Gewalt

Raus aus der Gewaltspirale

von Christina Heuschen 24. November 2023

Die Fälle häuslicher Gewalt nehmen zu. Präventionsprojekte wie das Frauenzentrum „Paula Panke“ könnten dagegen helfen, doch sie kämpfen seit Jahren um mehr Geld.


Er will nur wissen, was sie macht. Die Frage scheint harmlos. Also antwortet sie ihm, aber er glaubt ihr nicht. Die Fragen werden immer präziser: Mit wem, wo und wann? Irgendwann beschimpft er sie und durchsucht ihre Sachen. Viel später tritt und schlägt er sie. Er entschuldigt sich sofort, sie verzeiht ihm. Doch kurz darauf fängt alles wieder von vorne an. Die Verdächtigungen, die Beschimpfungen, die Kontrolle, die Schläge. Immer wieder. Für eine Menge Frauen gehören solche oder ähnliche Erlebnisse zu ihrem Alltag, oft geschehen sie zuhause im Verborgenen.

„Das Problem ist häufig, dass viele Frauen anfangs gar nicht wissen, dass sie von Gewalt betroffen sind“, sagt Nadja Bungard von „Paula Panke“. Das Frauenzentrum im Bezirk Pankow berät Frauen bezirksübergreifend in rechtlichen, sozialen und psychischen Konfliktsituationen und bietet Schutz, wenn sie und ihre Kinder häusliche Gewalt erleben.

Erst wenn sie ein blaues Auge haben, realisieren viele Frauen, dass sie sich in einer toxischen Beziehung befinden, erklärt Bungard. Häusliche Gewalt beginne aber viel früher. Sie sei ein Prozess, der sich über Jahre von der psychischen Gewalt oder dem finanziellen Druck bis zur körperlichen Gewalt steigern könne. Das erschwert es Frauen, sich aus der Gewaltspirale zu befreien.

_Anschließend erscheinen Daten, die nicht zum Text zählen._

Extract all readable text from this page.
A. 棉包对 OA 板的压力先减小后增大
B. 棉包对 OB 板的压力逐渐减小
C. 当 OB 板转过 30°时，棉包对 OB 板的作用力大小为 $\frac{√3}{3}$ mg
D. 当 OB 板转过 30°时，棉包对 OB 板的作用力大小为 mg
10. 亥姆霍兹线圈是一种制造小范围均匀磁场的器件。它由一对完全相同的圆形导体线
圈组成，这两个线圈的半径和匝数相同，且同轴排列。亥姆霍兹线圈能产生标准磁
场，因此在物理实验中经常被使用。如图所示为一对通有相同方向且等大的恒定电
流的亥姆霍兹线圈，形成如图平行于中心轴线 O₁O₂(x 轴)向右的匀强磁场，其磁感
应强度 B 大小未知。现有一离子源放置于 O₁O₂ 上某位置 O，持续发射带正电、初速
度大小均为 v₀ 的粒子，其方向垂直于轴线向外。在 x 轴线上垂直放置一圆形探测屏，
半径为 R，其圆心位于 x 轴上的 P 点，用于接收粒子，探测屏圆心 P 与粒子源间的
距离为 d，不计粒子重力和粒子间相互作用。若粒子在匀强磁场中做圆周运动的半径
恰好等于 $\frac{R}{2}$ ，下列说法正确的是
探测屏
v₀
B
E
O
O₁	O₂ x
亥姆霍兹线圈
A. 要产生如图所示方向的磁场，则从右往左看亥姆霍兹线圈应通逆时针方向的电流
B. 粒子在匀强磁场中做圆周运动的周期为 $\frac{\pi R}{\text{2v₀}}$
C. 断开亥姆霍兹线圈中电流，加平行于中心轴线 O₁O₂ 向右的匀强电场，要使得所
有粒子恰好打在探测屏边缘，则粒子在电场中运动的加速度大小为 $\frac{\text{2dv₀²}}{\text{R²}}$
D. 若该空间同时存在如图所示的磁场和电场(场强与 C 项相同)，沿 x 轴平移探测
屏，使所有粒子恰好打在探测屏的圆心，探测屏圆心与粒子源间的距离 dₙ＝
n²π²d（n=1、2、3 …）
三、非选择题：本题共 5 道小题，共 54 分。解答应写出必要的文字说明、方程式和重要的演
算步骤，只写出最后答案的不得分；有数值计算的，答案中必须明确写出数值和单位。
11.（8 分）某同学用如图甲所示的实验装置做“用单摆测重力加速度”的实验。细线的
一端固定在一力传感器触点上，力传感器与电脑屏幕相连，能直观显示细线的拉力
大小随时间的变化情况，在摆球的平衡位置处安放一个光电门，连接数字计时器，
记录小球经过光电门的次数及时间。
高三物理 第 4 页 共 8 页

Dass viele Menschen die Warnsignale übersehen, habe auch mit patriarchalen Machtstrukturen zu tun, erklärt eine Kollegin von Bungard, die Frauen in Zufluchtswohnungen betreut. Um diese besser schützen zu können, möchte sie ihren Namen nicht nennen. „Ich denke, dass kennen fast alle Frauen und ich will mich da nicht ausschließen“, sagt sie.

 

Häusliche Gewalt Alltag in Deutschland

Dass die Arbeit der beiden Frauen nötig ist, zeigt das aktuelle Lagebild des Bundeskriminalamtes zur häuslichen Gewalt. Im Jahr 2022 erfasste die Polizei demnach 240.547 Opfer häuslicher Gewalt, das sind 8,5 Prozent mehr als im Jahr zuvor. Rund 71 Prozent der Betroffenen waren Frauen und in ungefähr 76 Prozent der Fälle waren die Täter Männer – bei der Mehrheit handelte es sich bei dem Täter um einen (ehemaligen) Partner.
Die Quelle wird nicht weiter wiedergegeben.